There was no evidence, other than appellant's own statement, that he fired the gun as he struggled with Cruz over the weapon. In fact, the surviving victim, Garcia, testified that Cruz did not move toward the victim in any way or make any move to grab the gun. Smith testified that appellant never said anything to her about a struggle for the gun; he just said, "Drive. Go. I shot him." The evidence shows that Cruz was shot as he sat in the driver's seat of the car, and Garcia was shot in the back when he bailed out of the car after the shooting started. A bullet and bullet casing were found inside the car.
The jury also heard appellant's inconsistent stories about the shooting. Initially, he denied any involvement, but, when Officer Ynosencio gave him an "out" suggesting that the victims may have started the altercation, appellant changed his story and claimed for the first time that Cruz and Garcia had jumped him and the gun had gone off accidentally.

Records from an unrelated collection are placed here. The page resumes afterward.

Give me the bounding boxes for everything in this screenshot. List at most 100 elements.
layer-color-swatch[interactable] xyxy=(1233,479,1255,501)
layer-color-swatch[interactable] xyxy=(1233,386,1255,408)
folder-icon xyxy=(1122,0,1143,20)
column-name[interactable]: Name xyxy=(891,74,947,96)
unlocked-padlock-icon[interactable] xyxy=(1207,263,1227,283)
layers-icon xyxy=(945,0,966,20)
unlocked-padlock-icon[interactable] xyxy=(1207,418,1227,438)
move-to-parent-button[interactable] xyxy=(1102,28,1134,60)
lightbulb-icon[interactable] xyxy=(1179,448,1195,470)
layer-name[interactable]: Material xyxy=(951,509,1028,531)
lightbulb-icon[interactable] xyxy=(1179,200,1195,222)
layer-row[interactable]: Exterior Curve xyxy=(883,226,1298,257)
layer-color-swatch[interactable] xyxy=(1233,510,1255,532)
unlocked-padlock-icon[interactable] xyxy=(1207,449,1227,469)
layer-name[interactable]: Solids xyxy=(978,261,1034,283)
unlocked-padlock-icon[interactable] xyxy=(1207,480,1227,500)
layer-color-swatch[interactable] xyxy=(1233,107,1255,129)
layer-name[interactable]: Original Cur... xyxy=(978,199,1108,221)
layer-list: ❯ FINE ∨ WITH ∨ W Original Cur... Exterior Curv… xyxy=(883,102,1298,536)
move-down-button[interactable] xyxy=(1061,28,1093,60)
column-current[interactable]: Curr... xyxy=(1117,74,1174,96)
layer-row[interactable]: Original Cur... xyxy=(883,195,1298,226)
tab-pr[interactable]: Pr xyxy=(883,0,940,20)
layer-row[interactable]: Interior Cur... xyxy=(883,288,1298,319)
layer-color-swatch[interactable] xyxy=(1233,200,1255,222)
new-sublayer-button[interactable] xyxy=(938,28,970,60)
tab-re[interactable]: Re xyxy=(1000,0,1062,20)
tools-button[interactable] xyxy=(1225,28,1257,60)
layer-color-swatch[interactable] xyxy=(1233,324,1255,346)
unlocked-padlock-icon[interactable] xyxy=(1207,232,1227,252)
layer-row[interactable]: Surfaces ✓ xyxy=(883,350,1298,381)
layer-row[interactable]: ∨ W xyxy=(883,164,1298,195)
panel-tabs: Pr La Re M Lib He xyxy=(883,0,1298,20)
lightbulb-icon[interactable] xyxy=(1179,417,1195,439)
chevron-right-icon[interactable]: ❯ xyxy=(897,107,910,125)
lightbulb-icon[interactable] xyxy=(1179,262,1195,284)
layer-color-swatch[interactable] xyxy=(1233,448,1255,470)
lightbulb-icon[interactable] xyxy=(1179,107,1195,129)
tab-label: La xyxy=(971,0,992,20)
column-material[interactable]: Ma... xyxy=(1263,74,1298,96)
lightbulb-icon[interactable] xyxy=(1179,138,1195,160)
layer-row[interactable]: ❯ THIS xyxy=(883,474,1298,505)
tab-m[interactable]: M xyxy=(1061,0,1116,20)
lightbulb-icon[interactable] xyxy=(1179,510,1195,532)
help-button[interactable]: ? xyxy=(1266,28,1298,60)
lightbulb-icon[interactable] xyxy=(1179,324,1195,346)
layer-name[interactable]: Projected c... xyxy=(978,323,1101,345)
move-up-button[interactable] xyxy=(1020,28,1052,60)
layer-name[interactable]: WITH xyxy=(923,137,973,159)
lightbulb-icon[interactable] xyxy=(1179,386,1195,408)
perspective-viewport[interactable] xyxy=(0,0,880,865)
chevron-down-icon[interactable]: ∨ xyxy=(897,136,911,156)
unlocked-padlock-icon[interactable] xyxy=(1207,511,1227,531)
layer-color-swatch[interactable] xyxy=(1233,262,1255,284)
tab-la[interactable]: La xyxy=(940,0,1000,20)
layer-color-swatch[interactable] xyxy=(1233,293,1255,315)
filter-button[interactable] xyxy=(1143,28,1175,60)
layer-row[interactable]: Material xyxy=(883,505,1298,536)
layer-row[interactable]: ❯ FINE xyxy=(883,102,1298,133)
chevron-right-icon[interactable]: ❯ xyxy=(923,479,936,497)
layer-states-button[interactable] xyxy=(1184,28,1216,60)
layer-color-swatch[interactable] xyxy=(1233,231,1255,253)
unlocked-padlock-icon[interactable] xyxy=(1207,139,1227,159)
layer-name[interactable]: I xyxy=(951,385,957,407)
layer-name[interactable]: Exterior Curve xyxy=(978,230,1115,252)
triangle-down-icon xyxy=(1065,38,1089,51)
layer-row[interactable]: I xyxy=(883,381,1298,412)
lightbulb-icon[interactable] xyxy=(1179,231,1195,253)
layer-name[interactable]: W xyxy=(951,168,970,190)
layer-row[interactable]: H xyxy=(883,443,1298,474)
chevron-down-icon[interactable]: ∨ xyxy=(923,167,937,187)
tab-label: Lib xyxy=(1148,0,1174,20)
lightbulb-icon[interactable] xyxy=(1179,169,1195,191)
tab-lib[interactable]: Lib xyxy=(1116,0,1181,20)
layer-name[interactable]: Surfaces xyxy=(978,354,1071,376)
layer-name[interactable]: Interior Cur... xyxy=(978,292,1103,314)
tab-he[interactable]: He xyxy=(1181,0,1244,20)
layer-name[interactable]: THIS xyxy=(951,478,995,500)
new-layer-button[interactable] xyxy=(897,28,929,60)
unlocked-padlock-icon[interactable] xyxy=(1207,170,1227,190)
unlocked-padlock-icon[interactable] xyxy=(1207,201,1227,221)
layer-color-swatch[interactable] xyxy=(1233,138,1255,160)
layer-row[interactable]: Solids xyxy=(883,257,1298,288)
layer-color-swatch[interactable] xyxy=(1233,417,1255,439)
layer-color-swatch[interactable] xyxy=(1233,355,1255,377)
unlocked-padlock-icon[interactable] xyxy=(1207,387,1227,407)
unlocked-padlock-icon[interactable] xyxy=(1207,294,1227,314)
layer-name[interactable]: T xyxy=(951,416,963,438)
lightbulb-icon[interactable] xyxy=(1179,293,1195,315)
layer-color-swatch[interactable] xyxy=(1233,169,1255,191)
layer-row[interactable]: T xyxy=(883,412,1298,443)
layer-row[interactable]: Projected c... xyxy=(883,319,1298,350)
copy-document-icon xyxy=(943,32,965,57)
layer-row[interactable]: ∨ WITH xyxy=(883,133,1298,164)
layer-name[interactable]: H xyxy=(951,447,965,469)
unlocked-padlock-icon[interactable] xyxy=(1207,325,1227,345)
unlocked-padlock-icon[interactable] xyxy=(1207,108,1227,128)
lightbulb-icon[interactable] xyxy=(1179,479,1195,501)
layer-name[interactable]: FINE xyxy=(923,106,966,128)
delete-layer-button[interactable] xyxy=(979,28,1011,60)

Considering all the record evidence in the light most favorable to the verdict, a rational factfinder could have found that the element of intent was proved beyond a reasonable doubt. See Jackson, 443 U.S. at 317, 318-19, 99 S. Ct. at 2788-89.
We overrule point of error two.
CONCLUSION
We affirm the trial court's judgment.
Sherry Radack
Chief Justice
Panel consists of Chief Justice Radack and Justices Higley and Brown. Do not publish. TEX. R. APP. P. 47.2(b).